Someone should have told Nestlé. Or at least asked the idiot moderating their Facebook page to take a day off. This is an instance of crisis communications and should be handled by people who know what they are doing. Doesn’t matter if the vehicle is a mass protest outside your office or an attack on your Facebook page. First order of business – THINK BEFORE YOU SPEAK.
What did Nestlé do? The Atlantic summed it up far better than I could.
Nestlé violated a basic rule of public relations, said BNET’s Rick Broida: “Don’t insult your customers.” Even if you applaud the moderator for acting like a living, breathing human being, the combative tone resulted in continued rants on the Nestlé’s Facebook page, even after the company announced it was ending its relationship with the palm oil supplier in question. Such an announcement should have been a lauded shift to a sustainable practice, but it was lost amid the vitriol.

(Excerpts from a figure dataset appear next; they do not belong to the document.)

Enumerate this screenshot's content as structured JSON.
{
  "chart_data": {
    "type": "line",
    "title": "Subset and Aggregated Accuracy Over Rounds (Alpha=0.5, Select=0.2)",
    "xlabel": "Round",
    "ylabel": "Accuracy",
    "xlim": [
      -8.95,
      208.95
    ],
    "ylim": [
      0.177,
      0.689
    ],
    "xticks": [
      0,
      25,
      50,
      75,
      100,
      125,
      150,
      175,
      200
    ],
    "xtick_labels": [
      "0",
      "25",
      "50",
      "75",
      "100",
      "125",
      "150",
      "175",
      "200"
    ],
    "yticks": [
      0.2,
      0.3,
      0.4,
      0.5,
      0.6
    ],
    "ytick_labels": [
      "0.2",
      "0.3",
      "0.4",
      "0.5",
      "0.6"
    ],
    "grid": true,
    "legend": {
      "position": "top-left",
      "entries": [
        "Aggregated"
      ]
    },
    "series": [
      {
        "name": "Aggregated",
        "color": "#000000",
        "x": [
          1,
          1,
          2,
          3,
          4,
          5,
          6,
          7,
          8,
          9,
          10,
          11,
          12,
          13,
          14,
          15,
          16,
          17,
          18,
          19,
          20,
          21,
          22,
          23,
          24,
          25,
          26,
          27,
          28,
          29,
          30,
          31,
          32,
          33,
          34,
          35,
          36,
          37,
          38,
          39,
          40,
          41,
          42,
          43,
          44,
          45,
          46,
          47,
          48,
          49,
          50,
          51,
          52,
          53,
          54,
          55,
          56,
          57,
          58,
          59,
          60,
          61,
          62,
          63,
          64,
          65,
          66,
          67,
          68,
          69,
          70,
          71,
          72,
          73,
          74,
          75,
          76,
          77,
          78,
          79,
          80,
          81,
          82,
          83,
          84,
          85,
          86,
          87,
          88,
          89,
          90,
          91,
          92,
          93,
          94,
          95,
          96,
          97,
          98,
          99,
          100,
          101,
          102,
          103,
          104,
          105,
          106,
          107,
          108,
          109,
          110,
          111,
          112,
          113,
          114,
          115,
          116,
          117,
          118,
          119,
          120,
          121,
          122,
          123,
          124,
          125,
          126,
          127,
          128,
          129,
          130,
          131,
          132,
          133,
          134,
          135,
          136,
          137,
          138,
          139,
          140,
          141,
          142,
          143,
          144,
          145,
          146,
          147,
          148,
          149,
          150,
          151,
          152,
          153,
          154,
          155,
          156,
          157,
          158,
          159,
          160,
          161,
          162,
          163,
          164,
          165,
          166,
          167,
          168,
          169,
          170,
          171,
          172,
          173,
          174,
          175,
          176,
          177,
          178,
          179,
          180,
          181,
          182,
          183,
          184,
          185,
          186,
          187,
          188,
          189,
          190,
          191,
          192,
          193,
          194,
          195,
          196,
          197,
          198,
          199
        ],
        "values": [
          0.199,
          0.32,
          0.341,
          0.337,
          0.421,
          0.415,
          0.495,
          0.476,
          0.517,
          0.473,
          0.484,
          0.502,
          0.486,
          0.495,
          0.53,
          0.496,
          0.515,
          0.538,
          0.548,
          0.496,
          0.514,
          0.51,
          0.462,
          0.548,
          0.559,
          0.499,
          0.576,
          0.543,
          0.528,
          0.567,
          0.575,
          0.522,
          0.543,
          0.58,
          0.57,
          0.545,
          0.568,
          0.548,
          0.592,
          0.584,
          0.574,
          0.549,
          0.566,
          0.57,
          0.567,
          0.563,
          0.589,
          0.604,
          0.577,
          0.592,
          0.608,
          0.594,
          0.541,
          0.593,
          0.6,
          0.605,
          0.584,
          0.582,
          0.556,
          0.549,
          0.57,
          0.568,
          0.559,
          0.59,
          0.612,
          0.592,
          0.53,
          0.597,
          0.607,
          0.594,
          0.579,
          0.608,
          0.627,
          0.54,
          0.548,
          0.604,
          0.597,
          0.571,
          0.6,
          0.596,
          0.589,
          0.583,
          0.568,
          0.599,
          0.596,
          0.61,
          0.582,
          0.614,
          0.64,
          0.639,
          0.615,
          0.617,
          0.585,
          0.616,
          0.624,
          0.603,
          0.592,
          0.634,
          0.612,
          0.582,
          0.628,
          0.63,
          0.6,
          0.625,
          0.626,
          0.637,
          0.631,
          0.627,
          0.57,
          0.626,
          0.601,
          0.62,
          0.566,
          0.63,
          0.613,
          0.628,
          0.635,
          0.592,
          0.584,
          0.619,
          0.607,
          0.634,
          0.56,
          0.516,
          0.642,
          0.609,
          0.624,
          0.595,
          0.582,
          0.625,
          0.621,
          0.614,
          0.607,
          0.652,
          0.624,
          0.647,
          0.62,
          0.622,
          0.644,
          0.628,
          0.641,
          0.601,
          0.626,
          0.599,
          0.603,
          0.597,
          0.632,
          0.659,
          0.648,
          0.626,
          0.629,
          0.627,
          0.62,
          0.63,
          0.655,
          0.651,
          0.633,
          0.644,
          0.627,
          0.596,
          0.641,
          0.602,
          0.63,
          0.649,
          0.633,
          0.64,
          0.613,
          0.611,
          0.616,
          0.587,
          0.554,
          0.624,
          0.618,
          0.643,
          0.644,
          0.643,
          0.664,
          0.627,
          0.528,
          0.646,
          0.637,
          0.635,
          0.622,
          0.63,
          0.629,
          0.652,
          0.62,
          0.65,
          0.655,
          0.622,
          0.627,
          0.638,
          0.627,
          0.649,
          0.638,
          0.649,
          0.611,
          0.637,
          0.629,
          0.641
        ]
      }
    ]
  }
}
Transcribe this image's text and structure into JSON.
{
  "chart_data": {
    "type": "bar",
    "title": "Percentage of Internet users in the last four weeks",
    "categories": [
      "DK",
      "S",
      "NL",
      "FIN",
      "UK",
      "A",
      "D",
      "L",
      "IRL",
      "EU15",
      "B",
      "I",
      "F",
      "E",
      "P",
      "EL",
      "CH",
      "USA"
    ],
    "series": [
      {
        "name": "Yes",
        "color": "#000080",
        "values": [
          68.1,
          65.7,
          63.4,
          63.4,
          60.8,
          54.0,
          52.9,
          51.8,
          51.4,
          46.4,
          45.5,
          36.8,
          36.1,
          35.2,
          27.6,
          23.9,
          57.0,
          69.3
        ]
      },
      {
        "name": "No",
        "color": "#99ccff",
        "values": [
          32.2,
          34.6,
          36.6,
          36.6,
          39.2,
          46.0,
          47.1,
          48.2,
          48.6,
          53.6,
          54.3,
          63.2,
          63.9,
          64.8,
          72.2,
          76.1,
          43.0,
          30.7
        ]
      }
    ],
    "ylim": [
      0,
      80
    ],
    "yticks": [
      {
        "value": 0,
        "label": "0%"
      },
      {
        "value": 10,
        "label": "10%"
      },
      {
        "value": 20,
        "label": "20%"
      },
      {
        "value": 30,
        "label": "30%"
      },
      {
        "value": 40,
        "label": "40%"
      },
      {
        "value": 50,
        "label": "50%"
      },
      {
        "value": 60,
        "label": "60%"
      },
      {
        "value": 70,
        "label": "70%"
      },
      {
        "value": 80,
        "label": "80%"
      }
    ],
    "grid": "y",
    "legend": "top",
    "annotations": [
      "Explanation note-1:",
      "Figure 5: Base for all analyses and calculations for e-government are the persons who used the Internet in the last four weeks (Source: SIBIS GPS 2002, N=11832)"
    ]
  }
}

Nestlé responded to negative comments with ‘snarky’ retorts. When activists began changing their Facebook fan page logo to the Nestlé logo,Nestlé responded by warning users not to use altered versions of its logo. Whoever was moderating the Facebook page responded with comments like “Oh, please, it’s like we’re censoring everything to allow only positive comments,” and “Thanks for the lesson in manners. Consider yourself embraced. But it’s our page, we set the rules, it was ever thus.” These comments were akin to throwing gasoline on the fire. These responses only spurred on the activists — crossing over into print media. Nestlé later apologized but, guess what? Damage done.
Mark Story, CEO of Intersection of Online and Offline LLC offers this sage advice;
Here’s the deal. If you encourage people to become a fan of your company through social media, it is a double-edged sword. You have to take the positive aspects of Facebook fans and accept negative consequences. You should also check your social media outlets — especially on weekends (when this controversy erupted). Make social media part of your crisis communications plan. Be ready to respond. The first rule of crisis communications is avoiding crises. And finally? Put an adult in charge. When responding to negative information, make sure that a seasoned communications person posts comments and responses.
I hope Nestlé learnt its lesson.
I hope we can all learn from Nestlé.